Robert E. Burt was president of the Dallas Oil Company in the early 20th century and the mayor of Dallas, Texas, from 1927 to 1929.

==Biography==
Burt was born in Drew County, Arkansas, on October 1, 1862, to James Henry Burt and Catherine Frances Turrentine. He was the son of a school teacher who moved to Dallas as a young man. He worked in a clothing store, but moved to Beaumont, Texas, when oil was discovered there. He became a prominent oil man in Houston. He returned to Dallas in the early 1920s. He became president of Atlantic and Gulf Petroleum Company.

Burt married Mary Emma “Mamie” Boone (1867–1949), daughter of Joseph Boone and Martha Sarah Prince on 5 Sept 1888 in Dallas, Texas. They had two children. Burt was a devout Baptist and was the chairman of the executive board of the Baptist General Convention of Texas.

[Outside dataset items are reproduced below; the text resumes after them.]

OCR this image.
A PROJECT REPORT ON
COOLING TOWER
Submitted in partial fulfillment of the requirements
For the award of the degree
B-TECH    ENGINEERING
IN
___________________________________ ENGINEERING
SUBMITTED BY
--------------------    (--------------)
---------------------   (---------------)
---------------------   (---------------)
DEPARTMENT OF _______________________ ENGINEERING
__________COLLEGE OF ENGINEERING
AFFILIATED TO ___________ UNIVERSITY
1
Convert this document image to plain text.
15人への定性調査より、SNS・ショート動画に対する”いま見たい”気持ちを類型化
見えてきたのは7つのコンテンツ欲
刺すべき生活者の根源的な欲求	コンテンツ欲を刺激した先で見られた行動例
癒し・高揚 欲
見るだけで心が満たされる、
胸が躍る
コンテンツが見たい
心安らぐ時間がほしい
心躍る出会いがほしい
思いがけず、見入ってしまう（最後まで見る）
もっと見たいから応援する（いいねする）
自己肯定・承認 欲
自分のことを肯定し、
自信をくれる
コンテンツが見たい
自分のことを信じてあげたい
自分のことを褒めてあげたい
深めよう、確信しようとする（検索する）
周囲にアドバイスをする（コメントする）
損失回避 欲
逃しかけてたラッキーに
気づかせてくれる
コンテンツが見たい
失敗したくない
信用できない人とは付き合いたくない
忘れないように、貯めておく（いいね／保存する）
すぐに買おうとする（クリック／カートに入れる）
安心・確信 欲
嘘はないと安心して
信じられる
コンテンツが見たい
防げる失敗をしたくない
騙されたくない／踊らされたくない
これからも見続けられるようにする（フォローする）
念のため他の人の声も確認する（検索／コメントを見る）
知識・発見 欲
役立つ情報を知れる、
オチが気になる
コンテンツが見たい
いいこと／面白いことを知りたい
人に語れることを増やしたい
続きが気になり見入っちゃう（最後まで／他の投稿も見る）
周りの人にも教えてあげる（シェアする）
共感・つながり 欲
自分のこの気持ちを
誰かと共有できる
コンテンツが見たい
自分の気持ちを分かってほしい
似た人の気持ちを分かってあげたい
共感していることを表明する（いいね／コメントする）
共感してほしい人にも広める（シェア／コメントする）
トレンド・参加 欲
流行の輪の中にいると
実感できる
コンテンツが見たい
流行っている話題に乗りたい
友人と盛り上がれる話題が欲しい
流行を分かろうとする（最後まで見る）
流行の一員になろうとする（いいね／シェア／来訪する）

He was President of the board of Mary Hardin-Baylor College and served on several other boards including: The Baptist Standard, Baylor University and Southwestern Baptist Seminary.

Burt was elected Mayor of Dallas in 1927 on a non-partisan ticket. While in office, he instituted a city manager form of government and formulated a master plan for city improvements.

Burt refused to run for a second term as mayor and returned to Houston in 1935, where he died on August 9, 1943, at the age of 80.